Tuesday, 26 February 2013
Cassette experiment day 13 - Bill Nelson's Red Noise 'Sound on sound'
There aren’t many rock stars from Wakefield, (that’s a fact, it’s a thing we can’t deny) so it seems only right to treasure any that we have.
In 1979, Bill Nelson, formerly of 70s be-suited rock stars Be-Bop Deluxe unexpectedly released a bold, futuristic new wave (or ‘post-punk’ as I think it legally has to be referred to now) classic that sounds just as fresh and vibrant 34 years later.

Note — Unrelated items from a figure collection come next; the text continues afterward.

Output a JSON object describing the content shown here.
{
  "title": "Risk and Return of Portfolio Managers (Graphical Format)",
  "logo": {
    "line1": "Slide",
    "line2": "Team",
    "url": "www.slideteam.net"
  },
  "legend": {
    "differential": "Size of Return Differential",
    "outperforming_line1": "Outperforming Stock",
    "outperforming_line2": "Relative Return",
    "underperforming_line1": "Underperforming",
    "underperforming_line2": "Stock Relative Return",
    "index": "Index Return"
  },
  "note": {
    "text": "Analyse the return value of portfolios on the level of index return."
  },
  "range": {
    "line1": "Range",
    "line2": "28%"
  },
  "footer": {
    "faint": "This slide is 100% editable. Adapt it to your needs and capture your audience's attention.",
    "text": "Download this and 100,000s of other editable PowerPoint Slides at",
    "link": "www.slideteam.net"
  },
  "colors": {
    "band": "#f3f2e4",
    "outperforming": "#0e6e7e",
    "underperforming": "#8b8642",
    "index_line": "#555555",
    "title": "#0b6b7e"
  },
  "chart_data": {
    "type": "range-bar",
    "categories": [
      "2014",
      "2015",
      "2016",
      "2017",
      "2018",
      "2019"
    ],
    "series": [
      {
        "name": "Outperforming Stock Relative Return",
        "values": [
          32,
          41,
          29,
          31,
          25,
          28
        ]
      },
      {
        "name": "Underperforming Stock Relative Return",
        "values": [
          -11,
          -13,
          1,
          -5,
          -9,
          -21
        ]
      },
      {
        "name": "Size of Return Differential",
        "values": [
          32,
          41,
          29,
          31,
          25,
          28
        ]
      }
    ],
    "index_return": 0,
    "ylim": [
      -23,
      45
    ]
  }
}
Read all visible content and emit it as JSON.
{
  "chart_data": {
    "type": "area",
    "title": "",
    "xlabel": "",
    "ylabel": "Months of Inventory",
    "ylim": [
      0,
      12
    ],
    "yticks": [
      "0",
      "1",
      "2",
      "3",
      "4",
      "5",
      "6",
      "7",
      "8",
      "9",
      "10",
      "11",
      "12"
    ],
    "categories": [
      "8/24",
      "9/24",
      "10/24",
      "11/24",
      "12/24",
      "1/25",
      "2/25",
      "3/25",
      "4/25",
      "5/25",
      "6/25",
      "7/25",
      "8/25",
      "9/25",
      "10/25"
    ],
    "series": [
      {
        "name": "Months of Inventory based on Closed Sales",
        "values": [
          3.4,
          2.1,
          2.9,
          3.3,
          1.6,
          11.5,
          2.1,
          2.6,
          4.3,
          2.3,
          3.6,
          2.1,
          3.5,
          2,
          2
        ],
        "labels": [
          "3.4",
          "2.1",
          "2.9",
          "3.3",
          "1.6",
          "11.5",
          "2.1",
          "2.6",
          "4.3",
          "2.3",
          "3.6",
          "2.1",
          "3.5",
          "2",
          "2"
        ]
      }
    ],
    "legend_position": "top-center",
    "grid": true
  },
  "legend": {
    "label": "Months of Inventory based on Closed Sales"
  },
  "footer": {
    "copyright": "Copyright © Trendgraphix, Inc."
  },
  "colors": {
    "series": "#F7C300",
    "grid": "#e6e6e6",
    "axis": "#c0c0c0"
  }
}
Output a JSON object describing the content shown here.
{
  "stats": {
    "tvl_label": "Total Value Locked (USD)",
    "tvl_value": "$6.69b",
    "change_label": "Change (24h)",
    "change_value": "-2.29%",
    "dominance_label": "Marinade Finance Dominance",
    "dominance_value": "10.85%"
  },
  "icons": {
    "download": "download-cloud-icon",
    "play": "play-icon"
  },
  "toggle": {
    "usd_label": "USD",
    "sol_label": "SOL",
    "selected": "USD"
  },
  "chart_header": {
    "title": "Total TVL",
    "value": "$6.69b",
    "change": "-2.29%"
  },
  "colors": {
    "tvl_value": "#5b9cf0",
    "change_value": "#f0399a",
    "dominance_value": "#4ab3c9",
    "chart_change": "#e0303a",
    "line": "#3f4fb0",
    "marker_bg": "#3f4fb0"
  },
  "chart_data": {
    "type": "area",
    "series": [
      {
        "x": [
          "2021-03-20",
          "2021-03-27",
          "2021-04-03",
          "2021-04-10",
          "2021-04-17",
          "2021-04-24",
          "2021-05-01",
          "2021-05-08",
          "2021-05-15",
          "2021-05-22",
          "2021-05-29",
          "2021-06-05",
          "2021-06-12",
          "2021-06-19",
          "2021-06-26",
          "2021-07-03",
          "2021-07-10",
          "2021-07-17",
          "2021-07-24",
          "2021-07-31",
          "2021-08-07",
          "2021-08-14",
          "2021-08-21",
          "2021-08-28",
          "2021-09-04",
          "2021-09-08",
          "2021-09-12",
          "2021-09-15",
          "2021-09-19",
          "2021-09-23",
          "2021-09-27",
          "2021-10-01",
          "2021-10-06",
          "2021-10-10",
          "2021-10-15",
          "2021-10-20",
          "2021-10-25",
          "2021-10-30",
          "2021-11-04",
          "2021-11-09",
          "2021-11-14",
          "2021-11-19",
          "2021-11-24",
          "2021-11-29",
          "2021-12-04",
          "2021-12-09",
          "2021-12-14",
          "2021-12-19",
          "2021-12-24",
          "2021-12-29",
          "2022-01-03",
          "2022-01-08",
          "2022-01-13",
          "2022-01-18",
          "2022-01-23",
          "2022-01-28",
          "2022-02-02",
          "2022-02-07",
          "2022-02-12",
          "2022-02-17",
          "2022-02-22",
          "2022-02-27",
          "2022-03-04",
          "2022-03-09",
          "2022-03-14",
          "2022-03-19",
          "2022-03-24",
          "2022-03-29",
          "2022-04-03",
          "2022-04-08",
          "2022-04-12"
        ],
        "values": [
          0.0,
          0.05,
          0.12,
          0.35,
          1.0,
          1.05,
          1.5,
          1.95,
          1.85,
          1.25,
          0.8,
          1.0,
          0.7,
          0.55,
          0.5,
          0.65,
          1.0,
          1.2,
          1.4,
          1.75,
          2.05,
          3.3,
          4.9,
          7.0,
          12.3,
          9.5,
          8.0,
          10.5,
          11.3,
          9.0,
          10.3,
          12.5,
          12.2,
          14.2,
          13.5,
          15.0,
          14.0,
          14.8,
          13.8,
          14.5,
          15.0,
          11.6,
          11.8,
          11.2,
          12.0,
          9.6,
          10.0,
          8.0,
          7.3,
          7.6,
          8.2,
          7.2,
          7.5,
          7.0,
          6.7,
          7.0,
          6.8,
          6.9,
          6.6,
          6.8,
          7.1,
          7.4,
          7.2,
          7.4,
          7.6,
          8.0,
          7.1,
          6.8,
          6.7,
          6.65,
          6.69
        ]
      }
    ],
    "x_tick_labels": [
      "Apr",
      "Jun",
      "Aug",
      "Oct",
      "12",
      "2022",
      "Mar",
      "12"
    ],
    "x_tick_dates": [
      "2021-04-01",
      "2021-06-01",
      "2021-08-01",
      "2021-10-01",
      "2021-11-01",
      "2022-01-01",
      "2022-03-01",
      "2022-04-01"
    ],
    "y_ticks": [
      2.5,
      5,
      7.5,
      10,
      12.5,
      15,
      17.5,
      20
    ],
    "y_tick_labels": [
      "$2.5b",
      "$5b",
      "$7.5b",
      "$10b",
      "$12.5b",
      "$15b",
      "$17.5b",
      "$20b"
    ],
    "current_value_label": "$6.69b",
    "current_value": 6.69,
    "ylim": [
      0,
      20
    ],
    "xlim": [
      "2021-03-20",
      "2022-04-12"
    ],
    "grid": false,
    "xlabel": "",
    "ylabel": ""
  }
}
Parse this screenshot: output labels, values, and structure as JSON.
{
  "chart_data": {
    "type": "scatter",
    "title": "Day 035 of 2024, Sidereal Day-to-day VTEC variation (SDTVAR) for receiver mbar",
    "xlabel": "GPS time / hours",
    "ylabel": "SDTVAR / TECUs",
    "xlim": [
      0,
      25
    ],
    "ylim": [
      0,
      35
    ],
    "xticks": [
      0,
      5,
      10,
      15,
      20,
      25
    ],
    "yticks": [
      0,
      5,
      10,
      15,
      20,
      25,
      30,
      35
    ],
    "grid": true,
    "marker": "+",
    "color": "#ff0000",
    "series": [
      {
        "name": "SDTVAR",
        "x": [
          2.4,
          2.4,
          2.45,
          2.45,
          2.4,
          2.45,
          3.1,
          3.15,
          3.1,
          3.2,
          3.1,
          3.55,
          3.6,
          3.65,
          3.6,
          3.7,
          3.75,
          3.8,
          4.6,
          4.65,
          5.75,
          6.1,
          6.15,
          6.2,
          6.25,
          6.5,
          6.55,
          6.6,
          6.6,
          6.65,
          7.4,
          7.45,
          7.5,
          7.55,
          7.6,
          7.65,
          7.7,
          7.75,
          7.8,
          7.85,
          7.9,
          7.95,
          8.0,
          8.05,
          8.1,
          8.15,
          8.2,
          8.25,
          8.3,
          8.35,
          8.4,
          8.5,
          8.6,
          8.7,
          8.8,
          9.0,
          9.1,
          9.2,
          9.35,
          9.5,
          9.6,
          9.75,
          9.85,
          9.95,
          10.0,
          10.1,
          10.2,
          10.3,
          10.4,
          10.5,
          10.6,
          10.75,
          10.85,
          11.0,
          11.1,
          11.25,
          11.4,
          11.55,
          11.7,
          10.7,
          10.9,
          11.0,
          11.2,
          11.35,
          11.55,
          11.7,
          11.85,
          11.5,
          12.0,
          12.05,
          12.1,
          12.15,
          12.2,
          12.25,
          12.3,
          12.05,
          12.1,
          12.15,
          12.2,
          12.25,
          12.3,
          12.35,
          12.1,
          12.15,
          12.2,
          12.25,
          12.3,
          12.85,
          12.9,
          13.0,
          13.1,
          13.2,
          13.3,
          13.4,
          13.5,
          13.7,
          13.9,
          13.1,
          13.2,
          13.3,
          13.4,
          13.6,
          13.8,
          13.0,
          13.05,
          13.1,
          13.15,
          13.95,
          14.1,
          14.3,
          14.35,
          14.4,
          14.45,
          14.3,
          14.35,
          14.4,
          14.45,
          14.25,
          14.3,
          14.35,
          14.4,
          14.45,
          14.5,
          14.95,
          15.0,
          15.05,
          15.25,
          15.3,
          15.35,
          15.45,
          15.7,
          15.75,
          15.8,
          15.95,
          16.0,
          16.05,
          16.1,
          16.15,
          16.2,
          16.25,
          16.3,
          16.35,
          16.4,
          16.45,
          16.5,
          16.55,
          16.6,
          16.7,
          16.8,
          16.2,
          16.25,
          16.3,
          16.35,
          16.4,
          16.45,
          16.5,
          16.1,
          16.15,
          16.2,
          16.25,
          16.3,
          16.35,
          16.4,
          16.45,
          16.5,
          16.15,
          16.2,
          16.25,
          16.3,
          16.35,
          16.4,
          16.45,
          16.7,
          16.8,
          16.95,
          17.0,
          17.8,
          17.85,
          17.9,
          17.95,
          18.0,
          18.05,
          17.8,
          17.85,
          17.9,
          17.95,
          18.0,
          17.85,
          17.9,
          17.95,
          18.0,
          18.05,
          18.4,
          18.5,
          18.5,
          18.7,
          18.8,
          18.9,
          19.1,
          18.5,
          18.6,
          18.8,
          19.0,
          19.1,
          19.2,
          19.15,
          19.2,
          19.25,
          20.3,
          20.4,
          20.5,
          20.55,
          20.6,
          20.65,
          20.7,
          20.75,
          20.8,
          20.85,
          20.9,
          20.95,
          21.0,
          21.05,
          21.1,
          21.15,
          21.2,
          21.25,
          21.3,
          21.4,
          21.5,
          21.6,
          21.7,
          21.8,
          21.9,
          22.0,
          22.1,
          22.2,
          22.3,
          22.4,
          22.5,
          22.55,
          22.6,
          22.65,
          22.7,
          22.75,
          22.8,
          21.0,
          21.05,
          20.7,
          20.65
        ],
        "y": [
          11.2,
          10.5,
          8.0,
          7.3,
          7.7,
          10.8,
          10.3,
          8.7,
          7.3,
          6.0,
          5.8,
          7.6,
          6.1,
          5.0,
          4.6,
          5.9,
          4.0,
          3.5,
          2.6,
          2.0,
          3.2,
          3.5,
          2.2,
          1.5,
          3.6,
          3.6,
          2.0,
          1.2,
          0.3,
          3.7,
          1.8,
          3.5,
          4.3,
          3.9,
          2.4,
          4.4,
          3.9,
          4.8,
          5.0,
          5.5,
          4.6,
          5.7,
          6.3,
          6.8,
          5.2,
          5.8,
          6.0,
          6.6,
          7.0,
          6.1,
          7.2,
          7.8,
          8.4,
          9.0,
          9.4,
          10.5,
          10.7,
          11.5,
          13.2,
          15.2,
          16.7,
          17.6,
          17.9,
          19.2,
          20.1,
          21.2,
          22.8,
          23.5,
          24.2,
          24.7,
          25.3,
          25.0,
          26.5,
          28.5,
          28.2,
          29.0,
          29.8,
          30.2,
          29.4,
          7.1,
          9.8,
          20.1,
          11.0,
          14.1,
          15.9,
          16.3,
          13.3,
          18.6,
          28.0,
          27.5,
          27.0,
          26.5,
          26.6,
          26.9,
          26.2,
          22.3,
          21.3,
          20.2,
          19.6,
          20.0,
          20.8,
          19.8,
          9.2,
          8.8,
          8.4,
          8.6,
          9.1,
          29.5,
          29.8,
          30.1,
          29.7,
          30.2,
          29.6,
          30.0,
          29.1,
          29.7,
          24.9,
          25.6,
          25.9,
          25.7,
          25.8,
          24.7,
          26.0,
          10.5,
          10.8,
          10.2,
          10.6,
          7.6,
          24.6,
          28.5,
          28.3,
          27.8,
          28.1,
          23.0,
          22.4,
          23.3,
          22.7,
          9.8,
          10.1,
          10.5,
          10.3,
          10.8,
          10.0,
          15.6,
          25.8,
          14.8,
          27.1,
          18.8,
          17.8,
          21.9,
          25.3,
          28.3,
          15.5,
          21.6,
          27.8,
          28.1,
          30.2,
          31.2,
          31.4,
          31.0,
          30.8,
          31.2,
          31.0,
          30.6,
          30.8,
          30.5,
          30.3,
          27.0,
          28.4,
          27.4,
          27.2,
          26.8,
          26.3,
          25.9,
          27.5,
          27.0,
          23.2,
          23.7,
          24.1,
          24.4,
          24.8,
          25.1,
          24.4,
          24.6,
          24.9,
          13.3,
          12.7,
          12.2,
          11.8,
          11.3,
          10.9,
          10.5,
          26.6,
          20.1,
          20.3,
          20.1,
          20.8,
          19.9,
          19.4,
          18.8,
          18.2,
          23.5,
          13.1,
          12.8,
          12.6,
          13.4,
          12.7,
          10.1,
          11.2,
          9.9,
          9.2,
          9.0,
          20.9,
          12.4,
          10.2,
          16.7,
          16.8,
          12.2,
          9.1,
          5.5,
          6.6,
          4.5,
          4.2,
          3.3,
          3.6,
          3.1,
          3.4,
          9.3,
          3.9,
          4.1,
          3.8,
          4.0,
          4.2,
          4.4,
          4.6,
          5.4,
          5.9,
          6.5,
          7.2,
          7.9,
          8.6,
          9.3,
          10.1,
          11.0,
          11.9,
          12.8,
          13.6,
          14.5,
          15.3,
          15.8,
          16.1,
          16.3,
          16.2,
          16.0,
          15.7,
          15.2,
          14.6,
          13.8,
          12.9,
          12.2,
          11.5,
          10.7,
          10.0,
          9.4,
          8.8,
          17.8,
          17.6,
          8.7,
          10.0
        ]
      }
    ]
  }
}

Utopian and dystopian futures (two of my favourite kinds!) loom large with jerky, short tracks, six per side. ‘Furniture music’ is probably the best known, but many others are capable of reaching the same high standard. ‘Stop-Go-Stop’ and ‘Revolt into style’ are brilliant, but for me it’s the 100mph, slogan-upon-slogan-fest ‘Art – Empire – Industry’ that stands above everything else. Just when you think this track can’t get any better, in comes a robotic voice (one of my favourite things) and then one of the best track endings ever recorded. I love it when musicians have the confidence to end a track rather than just let it fade away.
Watch out too for references to the impending year of 1984.
At the time this album seemed like it was a million miles away from Be-Bop Deluxe, but with hindsight the natural progression now seems understandable and organic.
I recently placed this album just outside my favourite 50 – having listened to it again today (twice!) I’d be inclined to bump it up about 40 spaces.
This won’t be the last you hear of Bill Nelson in ‘the great 6 month cassette experiment’ – ‘Quit dreaming and get on the beam’ will be along in a few weeks.